Deux concurrents notables, Genspark et Flowith, affichent déjà des performances comparables ou supérieures à celles de Manus. Genspark, dirigé par d'anciens cadres de Baidu, relie de nombreux "super agents" via ce qu'il appelle l'incitation multicomposante. Flowith, quant à lui, adopte une approche différente en se présentant comme un "agent infini" où chaque question devient un nœud sur une carte arborescente, encourageant une interaction plus créative avec l'IA.
Bien que fondées par des entrepreneurs chinois, des startups comme Manus, Genspark et Flowith pourraient s'intégrer parfaitement dans la scène technologique mondiale. Les fondateurs, investisseurs et analystes estiment que les entreprises chinoises se déplacent rapidement, exécutent bien et proposent rapidement de nouveaux produits. Le marché international offre des avantages financiers significatifs, avec des clients prêts à payer plus cher.
Cependant, reproduire la même fonctionnalité en Chine représente un défi. L'absence des principaux modèles IA américains comme ceux d'OpenAI et d'Anthropic a initialement créé un marché noir, avant d'être comblée par une nouvelle vague de chatbots chinois. Manus utilise par exemple Claude Sonnet d'Anthropic, considéré comme le meilleur modèle pour les tâches d'agent, ce qui le rend quasiment inutilisable en Chine sans VPN.
Les grandes entreprises technologiques chinoises commencent à combler ce vide. ByteDance teste Coze Space, un agent IA basé sur sa famille de modèles Doubao, tandis que Zhipu AI a lancé AutoGLM Rumination. Tencent envisage même d'intégrer un agent directement dans WeChat, l'application omniprésente en Chine qui gère déjà les messages, les paiements mobiles et des millions de mini-programmes.
Alibaba, bien que leader dans la course à l'IA en Chine, a été plus lent à lancer des produits grand public. Sa série de modèles Qwen, bien que populaire, n'a alimenté une application de chatbot dédiée qu'en 2025. En juin, Quark, l'application de stockage cloud et de recherche d'Alibaba, a introduit DeepResearch, son effort le plus abouti pour créer un agent IA.

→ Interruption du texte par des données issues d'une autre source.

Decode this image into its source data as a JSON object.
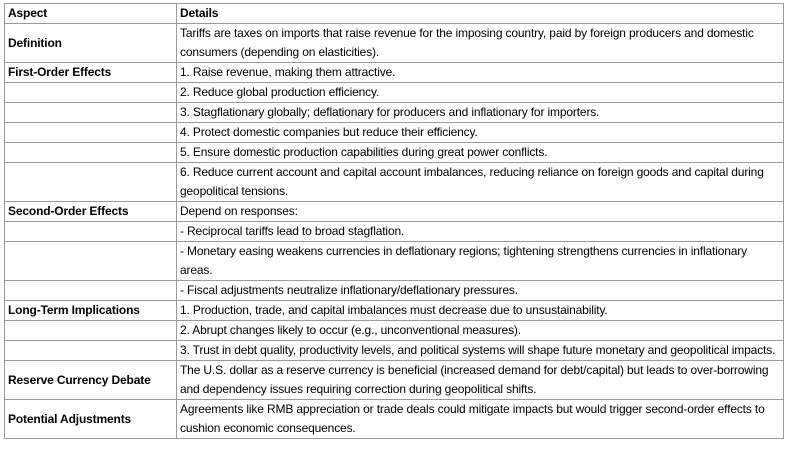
{
  "table": {
    "header": [
      "Aspect",
      "Details"
    ],
    "groups": [
      {
        "aspect": "Definition",
        "details": [
          "Tariffs are taxes on imports that raise revenue for the imposing country, paid by foreign producers and domestic consumers (depending on elasticities)."
        ]
      },
      {
        "aspect": "First-Order Effects",
        "details": [
          "1. Raise revenue, making them attractive.",
          "2. Reduce global production efficiency.",
          "3. Stagflationary globally; deflationary for producers and inflationary for importers.",
          "4. Protect domestic companies but reduce their efficiency.",
          "5. Ensure domestic production capabilities during great power conflicts.",
          "6. Reduce current account and capital account imbalances, reducing reliance on foreign goods and capital during geopolitical tensions."
        ]
      },
      {
        "aspect": "Second-Order Effects",
        "details": [
          "Depend on responses:",
          "- Reciprocal tariffs lead to broad stagflation.",
          "- Monetary easing weakens currencies in deflationary regions; tightening strengthens currencies in inflationary areas.",
          "- Fiscal adjustments neutralize inflationary/deflationary pressures."
        ]
      },
      {
        "aspect": "Long-Term Implications",
        "details": [
          "1. Production, trade, and capital imbalances must decrease due to unsustainability.",
          "2. Abrupt changes likely to occur (e.g., unconventional measures).",
          "3. Trust in debt quality, productivity levels, and political systems will shape future monetary and geopolitical impacts."
        ]
      },
      {
        "aspect": "Reserve Currency Debate",
        "details": [
          "The U.S. dollar as a reserve currency is beneficial (increased demand for debt/capital) but leads to over-borrowing and dependency issues requiring correction during geopolitical shifts."
        ]
      },
      {
        "aspect": "Potential Adjustments",
        "details": [
          "Agreements like RMB appreciation or trade deals could mitigate impacts but would trigger second-order effects to cushion economic consequences."
        ]
      }
    ]
  }
}
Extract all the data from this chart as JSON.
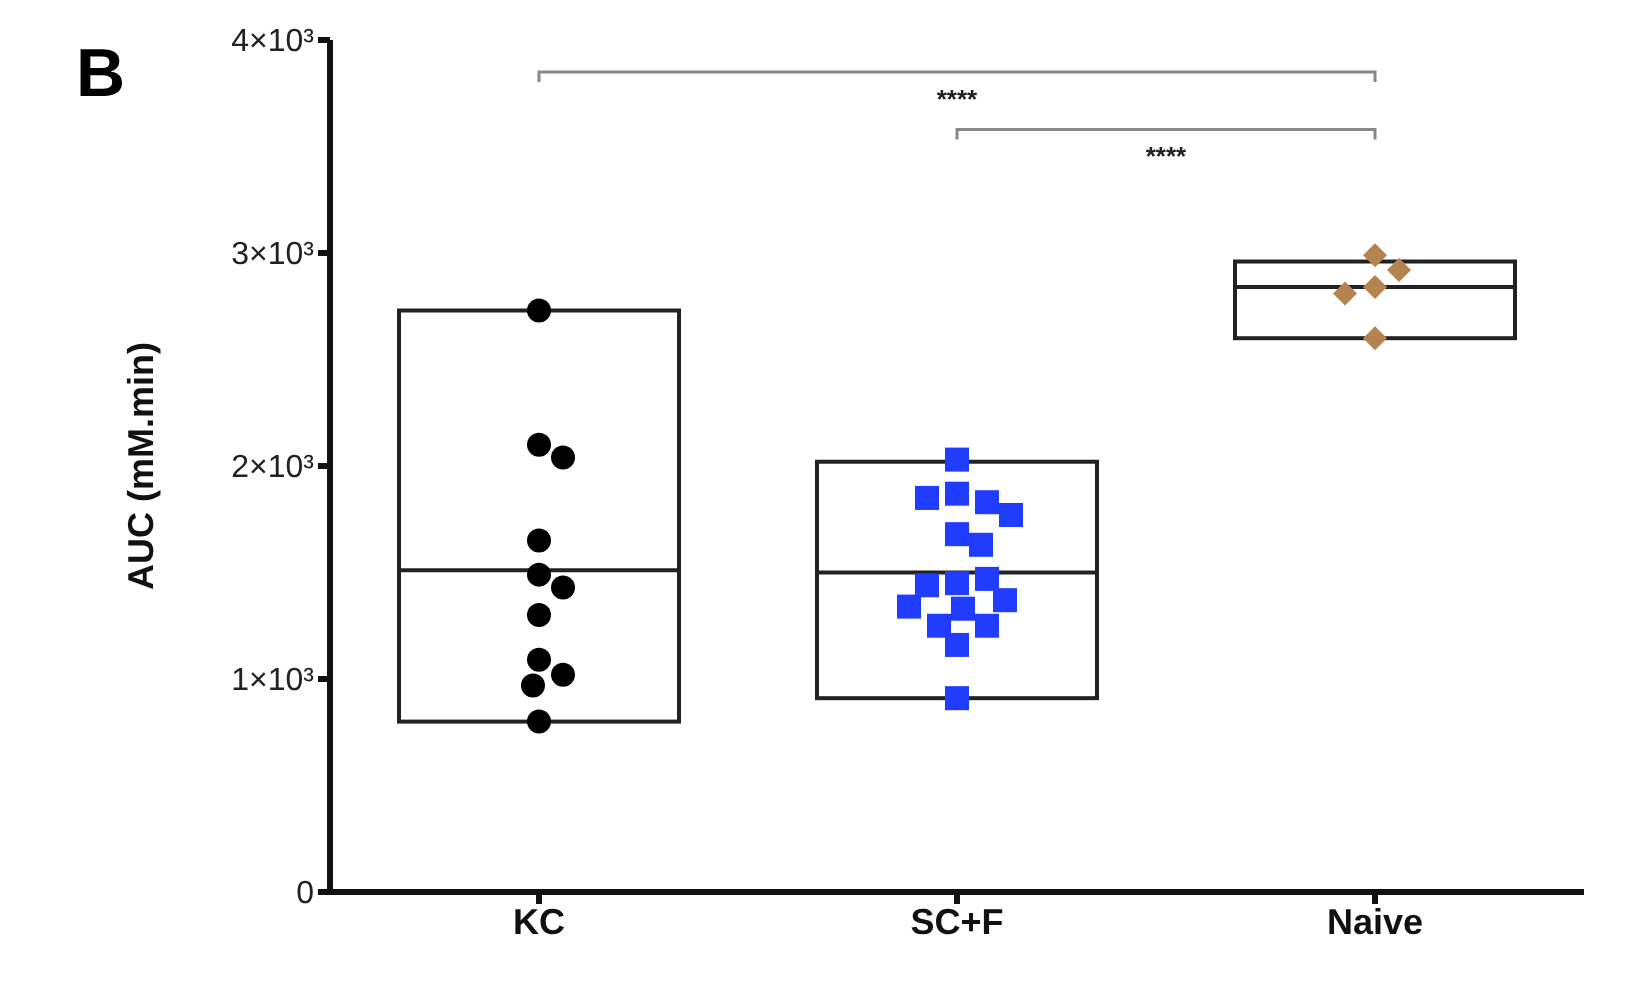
{
  "chart_data": {
    "type": "box",
    "title": "B",
    "ylabel": "AUC (mM.min)",
    "categories": [
      "KC",
      "SC+F",
      "Naive"
    ],
    "boxes": [
      {
        "low": 800,
        "q1": 800,
        "median": 1510,
        "q3": 2730,
        "high": 2730
      },
      {
        "low": 910,
        "q1": 910,
        "median": 1500,
        "q3": 2020,
        "high": 2020
      },
      {
        "low": 2600,
        "q1": 2600,
        "median": 2840,
        "q3": 2960,
        "high": 2960
      }
    ],
    "series": [
      {
        "type": "scatter",
        "color": "#000000",
        "marker": "circle",
        "x": [
          "KC",
          "KC",
          "KC",
          "KC",
          "KC",
          "KC",
          "KC",
          "KC",
          "KC",
          "KC",
          "KC"
        ],
        "values": [
          2730,
          2100,
          2040,
          1650,
          1490,
          1430,
          1300,
          1090,
          1020,
          970,
          800
        ]
      },
      {
        "type": "scatter",
        "color": "#1f3cff",
        "marker": "square",
        "x": [
          "SC+F",
          "SC+F",
          "SC+F",
          "SC+F",
          "SC+F",
          "SC+F",
          "SC+F",
          "SC+F",
          "SC+F",
          "SC+F",
          "SC+F",
          "SC+F",
          "SC+F",
          "SC+F",
          "SC+F",
          "SC+F",
          "SC+F"
        ],
        "values": [
          2030,
          1870,
          1830,
          1850,
          1770,
          1680,
          1630,
          1450,
          1470,
          1440,
          1370,
          1330,
          1340,
          1250,
          1250,
          1160,
          910
        ]
      },
      {
        "type": "scatter",
        "color": "#b5834f",
        "marker": "diamond",
        "x": [
          "Naive",
          "Naive",
          "Naive",
          "Naive",
          "Naive"
        ],
        "values": [
          2990,
          2920,
          2840,
          2810,
          2600
        ]
      }
    ],
    "ylim": [
      0,
      4000
    ],
    "yticks": [
      0,
      {
        "value": 1000,
        "label": "1×10³"
      },
      {
        "value": 2000,
        "label": "2×10³"
      },
      {
        "value": 3000,
        "label": "3×10³"
      },
      {
        "value": 4000,
        "label": "4×10³"
      }
    ],
    "grid": false,
    "legend": false,
    "annotations": [
      "****",
      "****"
    ]
  }
}
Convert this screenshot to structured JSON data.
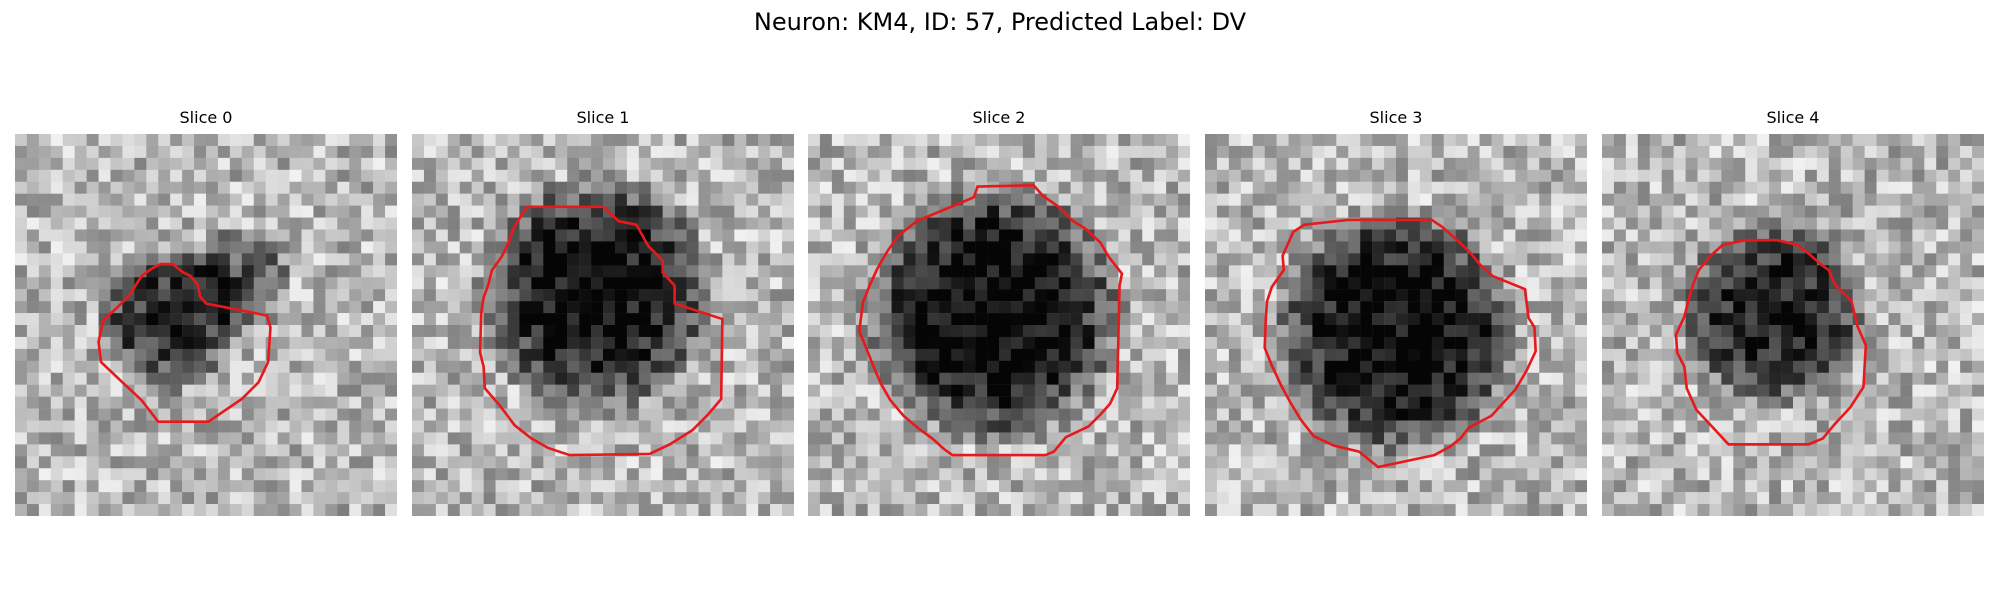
{
  "figure": {
    "title": "Neuron: KM4, ID: 57, Predicted Label: DV"
  },
  "contour_color": "#e8191c",
  "panels": [
    {
      "title": "Slice 0"
    },
    {
      "title": "Slice 1"
    },
    {
      "title": "Slice 2"
    },
    {
      "title": "Slice 3"
    },
    {
      "title": "Slice 4"
    }
  ]
}
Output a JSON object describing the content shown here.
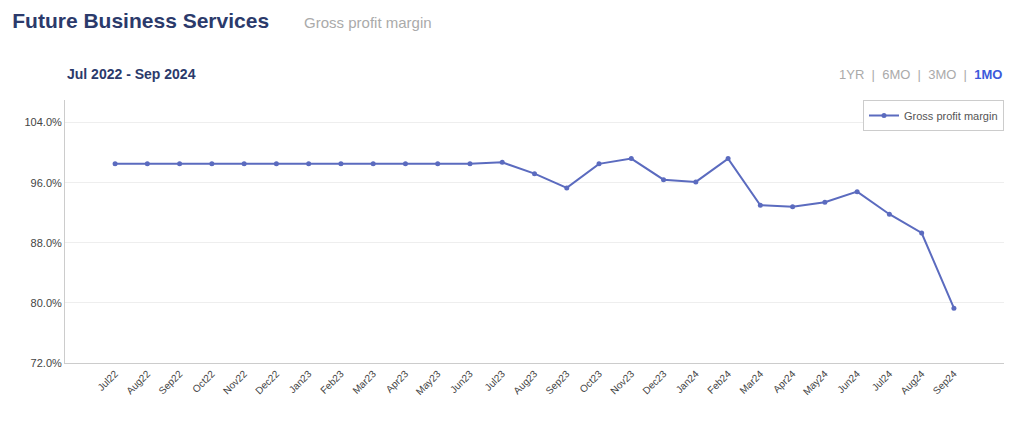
{
  "chart_data": {
    "type": "line",
    "title": "Future Business Services",
    "subtitle": "Gross profit margin",
    "annotations": [
      "Jul 2022 - Sep 2024",
      "1YR",
      "|",
      "6MO",
      "|",
      "3MO",
      "|",
      "1MO"
    ],
    "categories": [
      "Jul22",
      "Aug22",
      "Sep22",
      "Oct22",
      "Nov22",
      "Dec22",
      "Jan23",
      "Feb23",
      "Mar23",
      "Apr23",
      "May23",
      "Jun23",
      "Jul23",
      "Aug23",
      "Sep23",
      "Oct23",
      "Nov23",
      "Dec23",
      "Jan24",
      "Feb24",
      "Mar24",
      "Apr24",
      "May24",
      "Jun24",
      "Jul24",
      "Aug24",
      "Sep24"
    ],
    "series": [
      {
        "name": "Gross profit margin",
        "color": "#5b6bbf",
        "marker": "circle",
        "values": [
          98.5,
          98.5,
          98.5,
          98.5,
          98.5,
          98.5,
          98.5,
          98.5,
          98.5,
          98.5,
          98.5,
          98.5,
          98.7,
          97.2,
          95.3,
          98.5,
          99.2,
          96.4,
          96.1,
          99.2,
          93.0,
          92.8,
          93.4,
          94.8,
          91.8,
          89.3,
          79.3
        ]
      }
    ],
    "ylim": [
      72.0,
      107.0
    ],
    "yticks": [
      {
        "value": 72.0,
        "label": "72.0%"
      },
      {
        "value": 80.0,
        "label": "80.0%"
      },
      {
        "value": 88.0,
        "label": "88.0%"
      },
      {
        "value": 96.0,
        "label": "96.0%"
      },
      {
        "value": 104.0,
        "label": "104.0%"
      }
    ],
    "grid": true,
    "legend": "upper right"
  }
}
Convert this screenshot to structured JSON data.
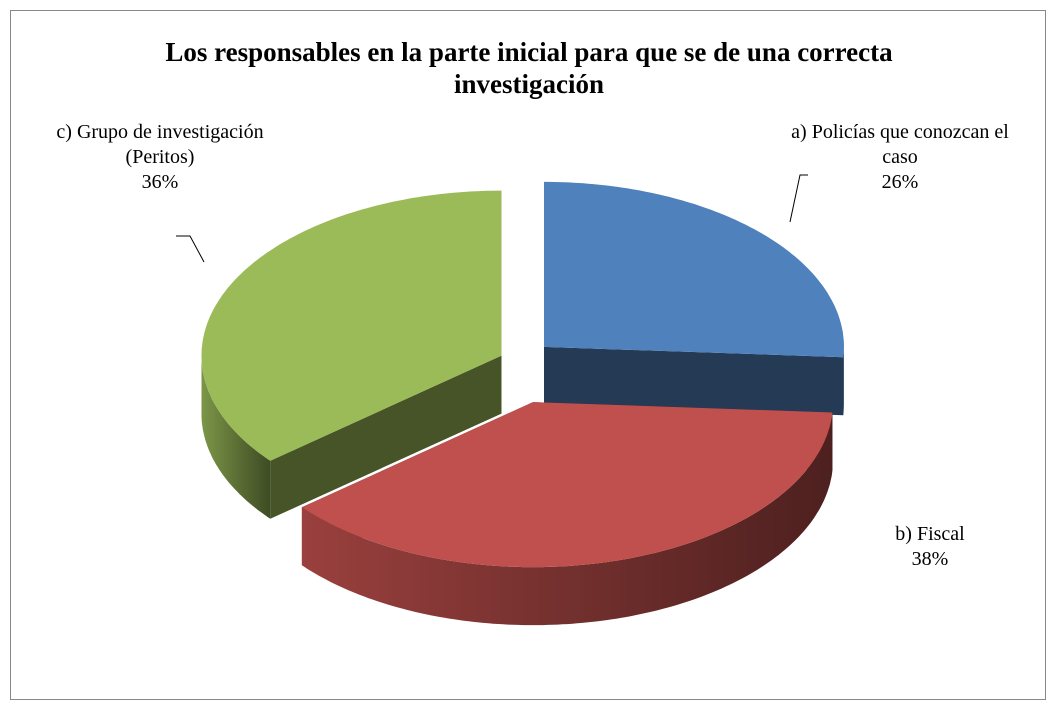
{
  "chart_data": {
    "type": "pie",
    "title": "Los responsables en la parte inicial para que se de una correcta investigación",
    "categories": [
      "a) Policías que conozcan el caso",
      "b) Fiscal",
      "c) Grupo de investigación (Peritos)"
    ],
    "values": [
      26,
      38,
      36
    ],
    "value_labels": [
      "26%",
      "38%",
      "36%"
    ],
    "colors": [
      "#4f81bd",
      "#c0504d",
      "#9bbb59"
    ]
  }
}
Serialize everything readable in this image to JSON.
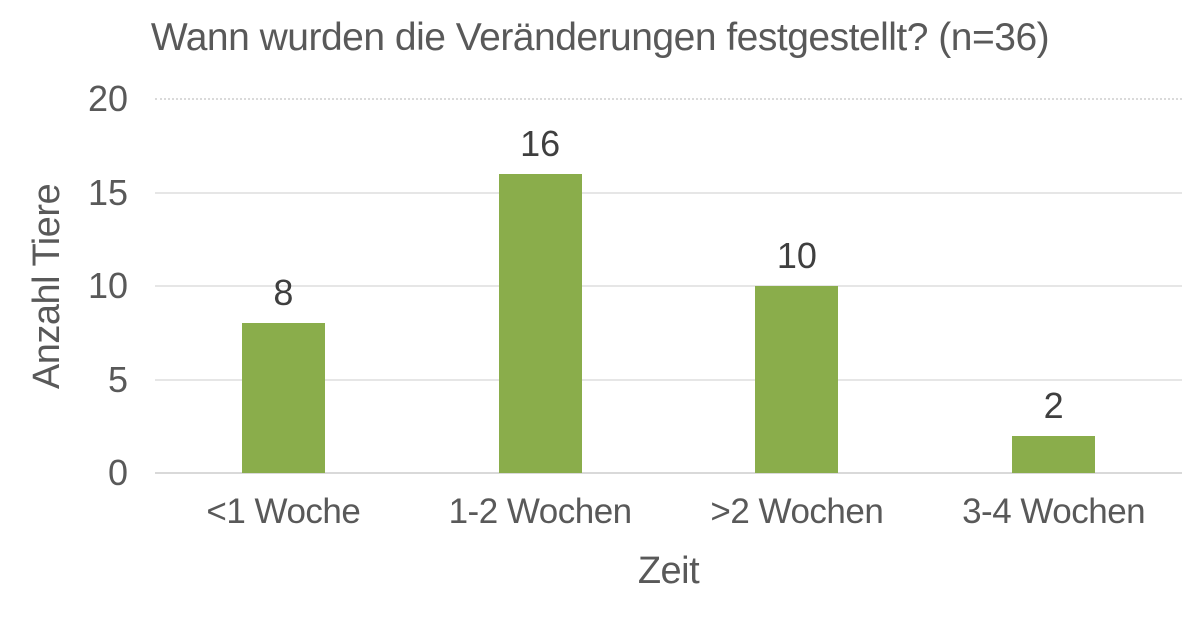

Les experts estiment que les géants technologiques existants pourraient avoir un avantage considérable pour concrétiser la vision des agents IA généraux, en particulier ceux disposant d'une intégration native entre services. Bien que le marché des agents IA grand public en soit encore à ses débuts, les entreprises opérant déjà sur un large éventail de services ont un avantage naturel pour déployer ces agents à grande échelle.